Offensive power is what the tiebreaker was between trading for Margot and bringing Taylor back, and it’s been lopsided in the wrong direction. While Margot is hitting .171, Taylor is batting .232 and has remained on par with the output he had last season — production the Twins could very much use.

Sonny Gray, St. Louis Cardinals

So far this year Sonny Gray has looked exactly like the type of pitcher he was for the Twins in 2023. He owns a 4-2 record and a 2.29 ERA that would look pretty nice next to Pablo Lopez, and he has yet to pitch fewer than six innings in all but one of his starts.

His only game under six innings is also his only bad start of the year, as the Brewers lit him up for six runs on seven hits in a 7-1 loss for Gray.

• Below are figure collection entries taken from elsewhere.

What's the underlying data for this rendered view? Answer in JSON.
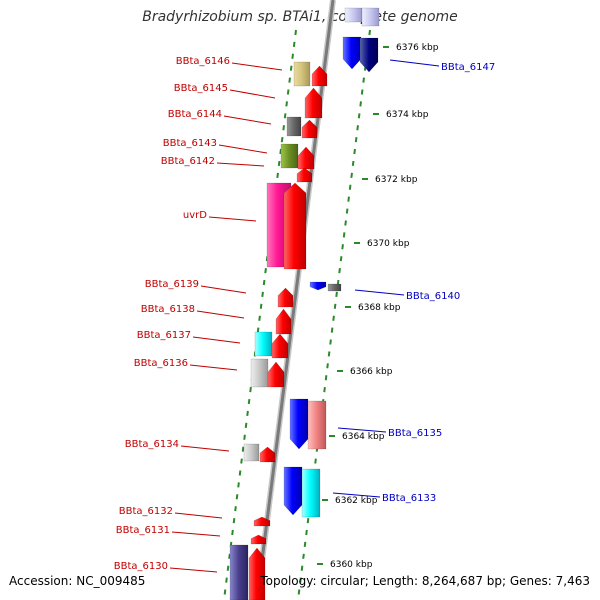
{
  "title": "Bradyrhizobium sp. BTAi1, complete genome",
  "footer": {
    "accession": "Accession: NC_009485",
    "summary": "Topology: circular; Length: 8,264,687 bp; Genes: 7,463"
  },
  "kbp_ticks": [
    "6376 kbp",
    "6374 kbp",
    "6372 kbp",
    "6370 kbp",
    "6368 kbp",
    "6366 kbp",
    "6364 kbp",
    "6362 kbp",
    "6360 kbp"
  ],
  "left_labels": [
    "BBta_6146",
    "BBta_6145",
    "BBta_6144",
    "BBta_6143",
    "BBta_6142",
    "uvrD",
    "BBta_6139",
    "BBta_6138",
    "BBta_6137",
    "BBta_6136",
    "BBta_6134",
    "BBta_6132",
    "BBta_6131",
    "BBta_6130"
  ],
  "right_labels": [
    "BBta_6147",
    "BBta_6140",
    "BBta_6135",
    "BBta_6133"
  ],
  "colors": {
    "forward_label": "#c00000",
    "reverse_label": "#0000c0",
    "backbone": "#8c8c8c",
    "dots": "#2a8a2a"
  }
}
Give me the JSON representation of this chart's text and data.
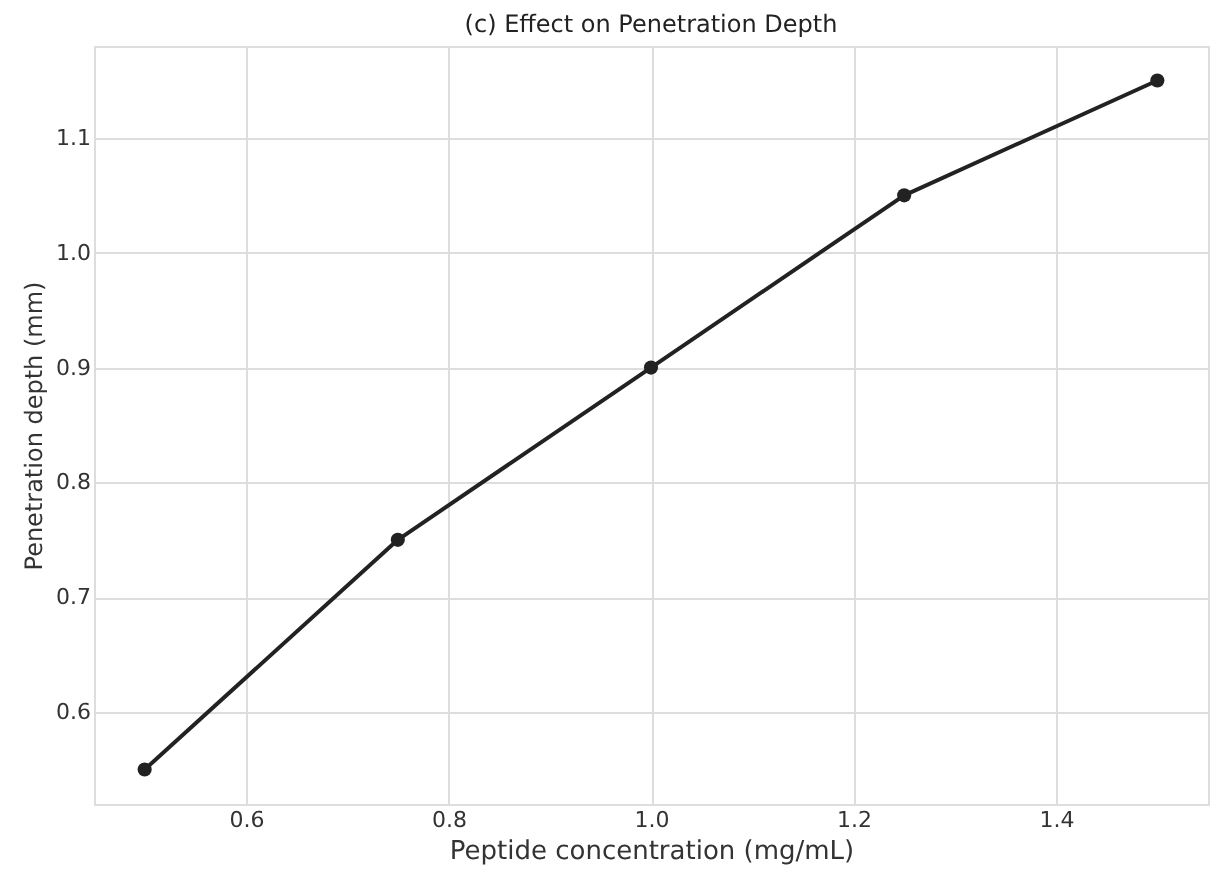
{
  "chart_data": {
    "type": "line",
    "title": "(c) Effect on Penetration Depth",
    "xlabel": "Peptide concentration (mg/mL)",
    "ylabel": "Penetration depth (mm)",
    "x": [
      0.5,
      0.75,
      1.0,
      1.25,
      1.5
    ],
    "series": [
      {
        "color": "#222222",
        "values": [
          0.55,
          0.75,
          0.9,
          1.05,
          1.15
        ]
      }
    ],
    "xlim": [
      0.45,
      1.55
    ],
    "xticks": [
      {
        "value": 0.6,
        "label": "0.6"
      },
      {
        "value": 0.8,
        "label": "0.8"
      },
      {
        "value": 1.0,
        "label": "1.0"
      },
      {
        "value": 1.2,
        "label": "1.2"
      },
      {
        "value": 1.4,
        "label": "1.4"
      }
    ],
    "ylim": [
      0.52,
      1.18
    ],
    "yticks": [
      {
        "value": 0.6,
        "label": "0.6"
      },
      {
        "value": 0.7,
        "label": "0.7"
      },
      {
        "value": 0.8,
        "label": "0.8"
      },
      {
        "value": 0.9,
        "label": "0.9"
      },
      {
        "value": 1.0,
        "label": "1.0"
      },
      {
        "value": 1.1,
        "label": "1.1"
      }
    ],
    "grid": true,
    "marker": "circle",
    "line_style": "solid"
  }
}
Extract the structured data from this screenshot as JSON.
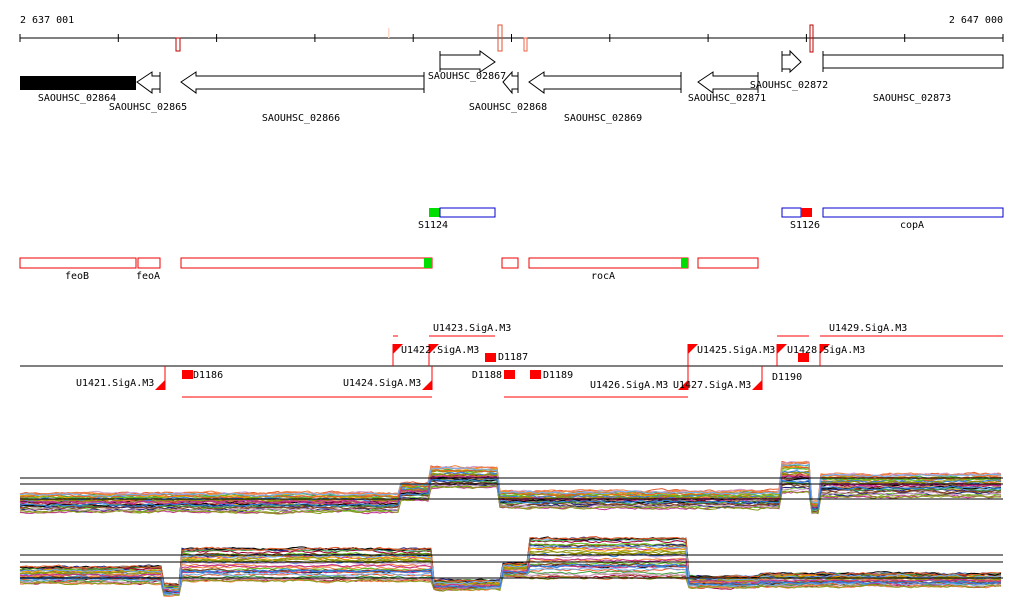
{
  "ruler": {
    "start_label": "2 637 001",
    "end_label": "2 647 000"
  },
  "genes": [
    {
      "id": "SAOUHSC_02864",
      "strand": "+"
    },
    {
      "id": "SAOUHSC_02865",
      "strand": "-"
    },
    {
      "id": "SAOUHSC_02866",
      "strand": "-"
    },
    {
      "id": "SAOUHSC_02867",
      "strand": "+"
    },
    {
      "id": "SAOUHSC_02868",
      "strand": "-"
    },
    {
      "id": "SAOUHSC_02869",
      "strand": "-"
    },
    {
      "id": "SAOUHSC_02871",
      "strand": "-"
    },
    {
      "id": "SAOUHSC_02872",
      "strand": "+"
    },
    {
      "id": "SAOUHSC_02873",
      "strand": "+"
    }
  ],
  "annotations": {
    "s1124": "S1124",
    "s1126": "S1126",
    "copA": "copA"
  },
  "features": {
    "feoB": "feoB",
    "feoA": "feoA",
    "rocA": "rocA"
  },
  "promoters": {
    "u1421": "U1421.SigA.M3",
    "u1422": "U1422.SigA.M3",
    "u1423": "U1423.SigA.M3",
    "u1424": "U1424.SigA.M3",
    "u1425": "U1425.SigA.M3",
    "u1426": "U1426.SigA.M3",
    "u1427": "U1427.SigA.M3",
    "u1428": "U1428.SigA.M3",
    "u1429": "U1429.SigA.M3",
    "d1186": "D1186",
    "d1187": "D1187",
    "d1188": "D1188",
    "d1189": "D1189",
    "d1190": "D1190"
  },
  "colors": {
    "feature": "#ff0000",
    "start": "#00e000",
    "annotation": "#0000cc"
  }
}
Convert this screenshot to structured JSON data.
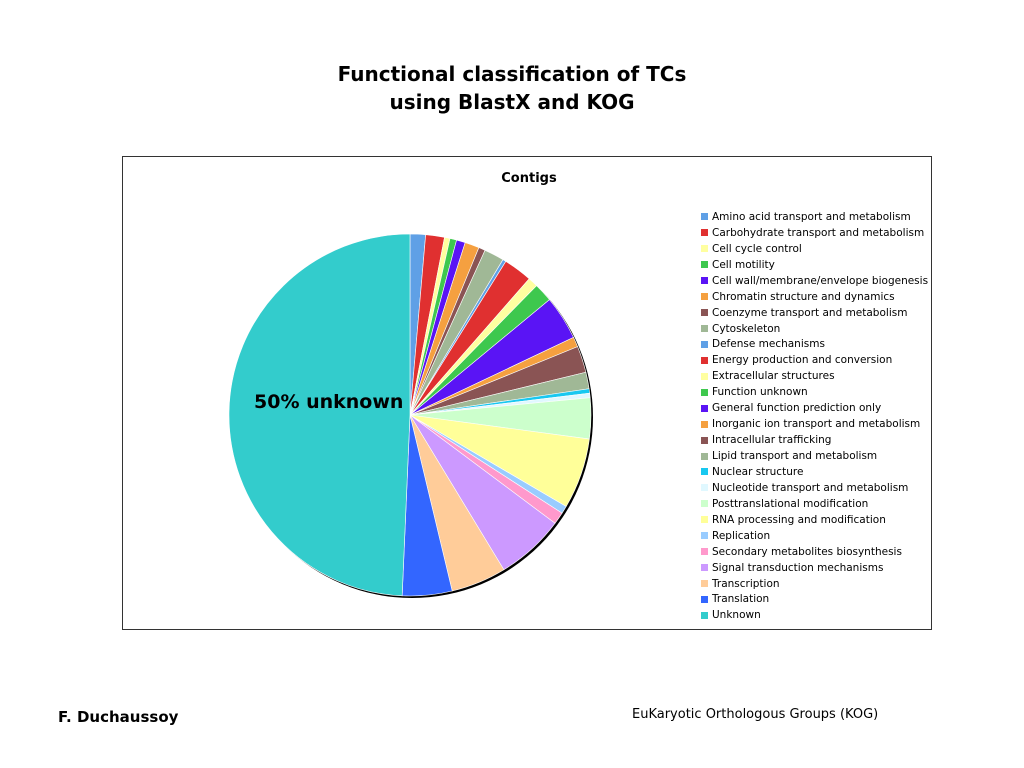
{
  "slide": {
    "title_line1": "Functional classification of TCs",
    "title_line2": "using BlastX and KOG",
    "author": "F. Duchaussoy",
    "footer_note": "EuKaryotic Orthologous Groups (KOG)"
  },
  "chart_data": {
    "type": "pie",
    "title": "Contigs",
    "annotation": "50% unknown",
    "legend_position": "right",
    "start_angle_deg": 0,
    "direction": "clockwise",
    "categories": [
      "Amino acid transport and metabolism",
      "Carbohydrate transport and metabolism",
      "Cell cycle control",
      "Cell motility",
      "Cell wall/membrane/envelope biogenesis",
      "Chromatin structure and dynamics",
      "Coenzyme transport and metabolism",
      "Cytoskeleton",
      "Defense mechanisms",
      "Energy production and conversion",
      "Extracellular structures",
      "Function unknown",
      "General function prediction only",
      "Inorganic ion transport and metabolism",
      "Intracellular trafficking",
      "Lipid transport and metabolism",
      "Nuclear structure",
      "Nucleotide transport and metabolism",
      "Posttranslational modification",
      "RNA processing and modification",
      "Replication",
      "Secondary metabolites biosynthesis",
      "Signal transduction mechanisms",
      "Transcription",
      "Translation",
      "Unknown"
    ],
    "values": [
      1.4,
      1.7,
      0.5,
      0.6,
      0.8,
      1.3,
      0.6,
      1.8,
      0.3,
      2.6,
      0.9,
      1.7,
      4.0,
      0.9,
      2.4,
      1.5,
      0.4,
      0.4,
      3.7,
      6.4,
      0.7,
      1.1,
      6.2,
      5.0,
      4.5,
      50.0
    ],
    "colors": [
      "#5fa0e6",
      "#e03030",
      "#ffffa0",
      "#3ec84e",
      "#5a14f5",
      "#f5a040",
      "#8a5454",
      "#a0b896",
      "#5fa0e6",
      "#e03030",
      "#ffffa0",
      "#3ec84e",
      "#5a14f5",
      "#f5a040",
      "#8a5454",
      "#a0b896",
      "#18c8f0",
      "#e0f8ff",
      "#ccffcc",
      "#ffff99",
      "#99ccff",
      "#ff99cc",
      "#cc99ff",
      "#ffcc99",
      "#3366ff",
      "#33cccc"
    ]
  }
}
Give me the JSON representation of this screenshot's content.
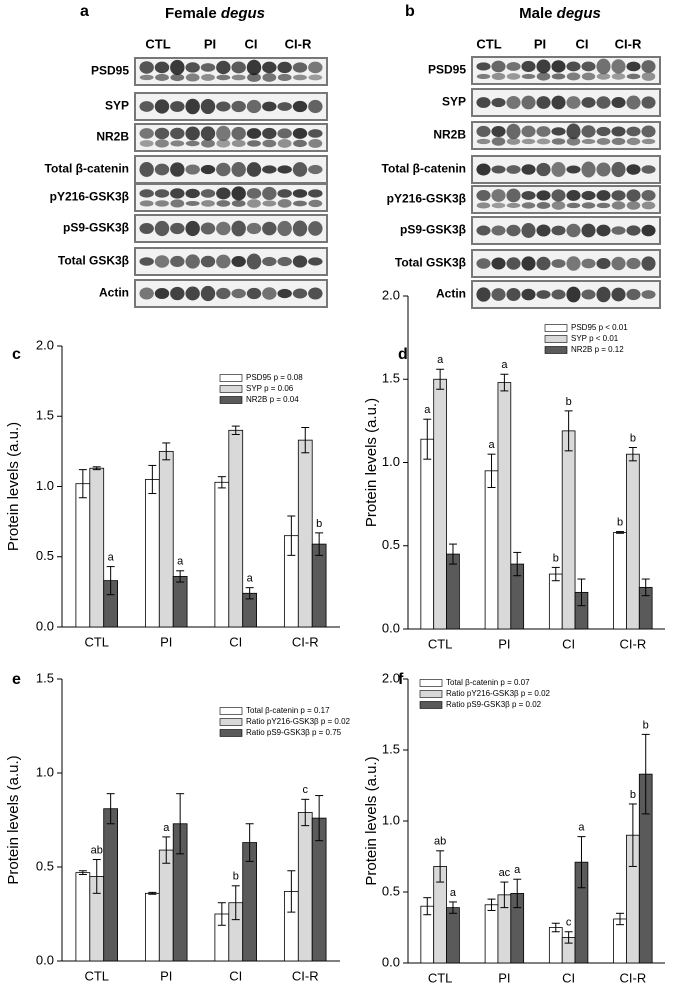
{
  "blots": [
    {
      "panel": "a",
      "title_prefix": "Female",
      "title_italic": "degus",
      "groups": [
        "CTL",
        "PI",
        "CI",
        "CI-R"
      ],
      "rows": [
        "PSD95",
        "SYP",
        "NR2B",
        "Total β-catenin",
        "pY216-GSK3β",
        "pS9-GSK3β",
        "Total GSK3β",
        "Actin"
      ]
    },
    {
      "panel": "b",
      "title_prefix": "Male",
      "title_italic": "degus",
      "groups": [
        "CTL",
        "PI",
        "CI",
        "CI-R"
      ],
      "rows": [
        "PSD95",
        "SYP",
        "NR2B",
        "Total β-catenin",
        "pY216-GSK3β",
        "pS9-GSK3β",
        "Total GSK3β",
        "Actin"
      ]
    }
  ],
  "chart_data": [
    {
      "type": "bar",
      "panel": "c",
      "y_label": "Protein levels (a.u.)",
      "categories": [
        "CTL",
        "PI",
        "CI",
        "CI-R"
      ],
      "ylim": [
        0,
        2
      ],
      "yticks": [
        {
          "value": 0,
          "label": "0.0"
        },
        0.5,
        {
          "value": 1,
          "label": "1.0"
        },
        1.5,
        {
          "value": 2,
          "label": "2.0"
        }
      ],
      "legend": "upper right",
      "series": [
        {
          "name": "PSD95 p = 0.08",
          "color": "#ffffff",
          "values": [
            1.02,
            1.05,
            1.03,
            0.65
          ],
          "errors": [
            0.1,
            0.1,
            0.04,
            0.14
          ],
          "letters": [
            null,
            null,
            null,
            null
          ]
        },
        {
          "name": "SYP p = 0.06",
          "color": "#d9d9d9",
          "values": [
            1.13,
            1.25,
            1.4,
            1.33
          ],
          "errors": [
            0.01,
            0.06,
            0.03,
            0.09
          ],
          "letters": [
            null,
            null,
            null,
            null
          ]
        },
        {
          "name": "NR2B p = 0.04",
          "color": "#5a5a5a",
          "values": [
            0.33,
            0.36,
            0.24,
            0.59
          ],
          "errors": [
            0.1,
            0.04,
            0.04,
            0.08
          ],
          "letters": [
            "a",
            "a",
            "a",
            "b"
          ]
        }
      ]
    },
    {
      "type": "bar",
      "panel": "d",
      "y_label": "Protein levels (a.u.)",
      "categories": [
        "CTL",
        "PI",
        "CI",
        "CI-R"
      ],
      "ylim": [
        0,
        2
      ],
      "yticks": [
        {
          "value": 0,
          "label": "0.0"
        },
        0.5,
        {
          "value": 1,
          "label": "1.0"
        },
        1.5,
        {
          "value": 2,
          "label": "2.0"
        }
      ],
      "legend": "upper right",
      "series": [
        {
          "name": "PSD95 p < 0.01",
          "color": "#ffffff",
          "values": [
            1.14,
            0.95,
            0.33,
            0.58
          ],
          "errors": [
            0.12,
            0.1,
            0.04,
            0.005
          ],
          "letters": [
            "a",
            "a",
            "b",
            "b"
          ]
        },
        {
          "name": "SYP p < 0.01",
          "color": "#d9d9d9",
          "values": [
            1.5,
            1.48,
            1.19,
            1.05
          ],
          "errors": [
            0.06,
            0.05,
            0.12,
            0.04
          ],
          "letters": [
            "a",
            "a",
            "b",
            "b"
          ]
        },
        {
          "name": "NR2B p = 0.12",
          "color": "#5a5a5a",
          "values": [
            0.45,
            0.39,
            0.22,
            0.25
          ],
          "errors": [
            0.06,
            0.07,
            0.08,
            0.05
          ],
          "letters": [
            null,
            null,
            null,
            null
          ]
        }
      ]
    },
    {
      "type": "bar",
      "panel": "e",
      "y_label": "Protein levels (a.u.)",
      "categories": [
        "CTL",
        "PI",
        "CI",
        "CI-R"
      ],
      "ylim": [
        0,
        1.5
      ],
      "yticks": [
        {
          "value": 0,
          "label": "0.0"
        },
        0.5,
        {
          "value": 1,
          "label": "1.0"
        },
        1.5
      ],
      "legend": "upper right",
      "series": [
        {
          "name": "Total β-catenin p = 0.17",
          "color": "#ffffff",
          "values": [
            0.47,
            0.36,
            0.25,
            0.37
          ],
          "errors": [
            0.01,
            0.005,
            0.06,
            0.11
          ],
          "letters": [
            null,
            null,
            null,
            null
          ]
        },
        {
          "name": "Ratio pY216-GSK3β p = 0.02",
          "color": "#d9d9d9",
          "values": [
            0.45,
            0.59,
            0.31,
            0.79
          ],
          "errors": [
            0.09,
            0.07,
            0.09,
            0.07
          ],
          "letters": [
            "ab",
            "a",
            "b",
            "c"
          ]
        },
        {
          "name": "Ratio pS9-GSK3β p = 0.75",
          "color": "#5a5a5a",
          "values": [
            0.81,
            0.73,
            0.63,
            0.76
          ],
          "errors": [
            0.08,
            0.16,
            0.1,
            0.12
          ],
          "letters": [
            null,
            null,
            null,
            null
          ]
        }
      ]
    },
    {
      "type": "bar",
      "panel": "f",
      "y_label": "Protein levels (a.u.)",
      "categories": [
        "CTL",
        "PI",
        "CI",
        "CI-R"
      ],
      "ylim": [
        0,
        2
      ],
      "yticks": [
        {
          "value": 0,
          "label": "0.0"
        },
        0.5,
        {
          "value": 1,
          "label": "1.0"
        },
        1.5,
        {
          "value": 2,
          "label": "2.0"
        }
      ],
      "legend": "upper left",
      "series": [
        {
          "name": "Total β-catenin p = 0.07",
          "color": "#ffffff",
          "values": [
            0.4,
            0.41,
            0.25,
            0.31
          ],
          "errors": [
            0.06,
            0.04,
            0.03,
            0.04
          ],
          "letters": [
            null,
            null,
            null,
            null
          ]
        },
        {
          "name": "Ratio pY216-GSK3β p = 0.02",
          "color": "#d9d9d9",
          "values": [
            0.68,
            0.48,
            0.18,
            0.9
          ],
          "errors": [
            0.11,
            0.09,
            0.04,
            0.22
          ],
          "letters": [
            "ab",
            "ac",
            "c",
            "b"
          ]
        },
        {
          "name": "Ratio pS9-GSK3β p = 0.02",
          "color": "#5a5a5a",
          "values": [
            0.39,
            0.49,
            0.71,
            1.33
          ],
          "errors": [
            0.04,
            0.1,
            0.18,
            0.28
          ],
          "letters": [
            "a",
            "a",
            "a",
            "b"
          ]
        }
      ]
    }
  ]
}
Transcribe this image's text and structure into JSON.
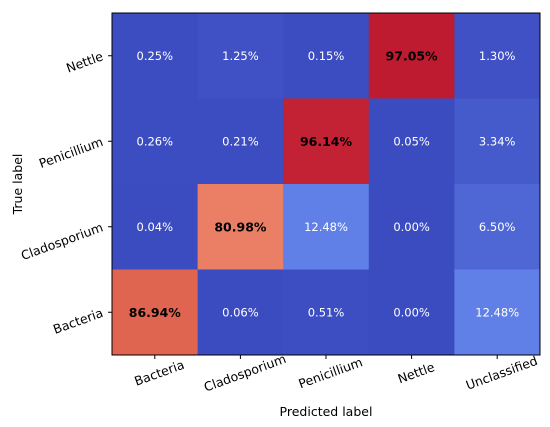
{
  "chart_data": {
    "type": "heatmap",
    "xlabel": "Predicted label",
    "ylabel": "True label",
    "x_categories": [
      "Bacteria",
      "Cladosporium",
      "Penicillium",
      "Nettle",
      "Unclassified"
    ],
    "y_categories": [
      "Nettle",
      "Penicillium",
      "Cladosporium",
      "Bacteria"
    ],
    "colormap": "coolwarm",
    "value_range": [
      0,
      100
    ],
    "values": [
      [
        0.25,
        1.25,
        0.15,
        97.05,
        1.3
      ],
      [
        0.26,
        0.21,
        96.14,
        0.05,
        3.34
      ],
      [
        0.04,
        80.98,
        12.48,
        0.0,
        6.5
      ],
      [
        86.94,
        0.06,
        0.51,
        0.0,
        12.48
      ]
    ],
    "cell_labels": [
      [
        "0.25%",
        "1.25%",
        "0.15%",
        "97.05%",
        "1.30%"
      ],
      [
        "0.26%",
        "0.21%",
        "96.14%",
        "0.05%",
        "3.34%"
      ],
      [
        "0.04%",
        "80.98%",
        "12.48%",
        "0.00%",
        "6.50%"
      ],
      [
        "86.94%",
        "0.06%",
        "0.51%",
        "0.00%",
        "12.48%"
      ]
    ]
  }
}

Since then he’s settled into the guy Twins fans watched carry the team last year, with a 12 strikeout revenge game against the Brewers suggesting he’s fully settled into another year of being special.

Too bad the Cardinals are horrible. Gray chose to go to St. Louis in free agency with the idea of contending in his final years but so far that’s the only part of his gamble that hasn’t paid off. He looks great on the mound but has once again found himself in a situation where he simply can’t get the type of support he deserves.

Kenta Maeda, Detroit Tigers

Things haven’t gone as well for Kenta Maeda, who was the other big loss the Twins pitching staff endured this winter. He left to sign a deal in Detroit that paid $12 million AAV, which was a little rich for Minnesota’s anemic financial blood.

Maeda hasn’t been a disaster, but he’s been rougher than anyone would like. Through the first month and a half of the season he has a 6.75 ERA and -0.7 WAR in seven starts. Another cause for concern is how early Maeda has been getting chased, as he has three games where he’s failed to make it out of the third inning.

Twins fans saw some rocky starts with Meada last year but he seems to be the weakest link in the Tigers’ starting rotation.

Nick Gordon, Miami Marlins

Few Twins fans wanted to see Nick Gordon go, but he was traded to the Miami Marlins before the season started rather than getting DFA’d. Minnesota got Steven Okert back, which has been a nice addition, while Gordon has seemingly worked his way into being a near-everyday player in Miami.

The Marlins are a terrible team this year, which stinks for Gordon because he’s been rather decent when he plays. Gordon is slashing .235/.262/.412 in 37 games and has filled a familiar utility role defensively.

Gordon might be able to play his way into a better situation if this keeps up. He hasn’t been lights out but he’s a guy who is hitting pretty decently and can play all over the field, which means the Marlins could dangle him in a trade as part of a fire sale that definitely feels like it’s coming soon.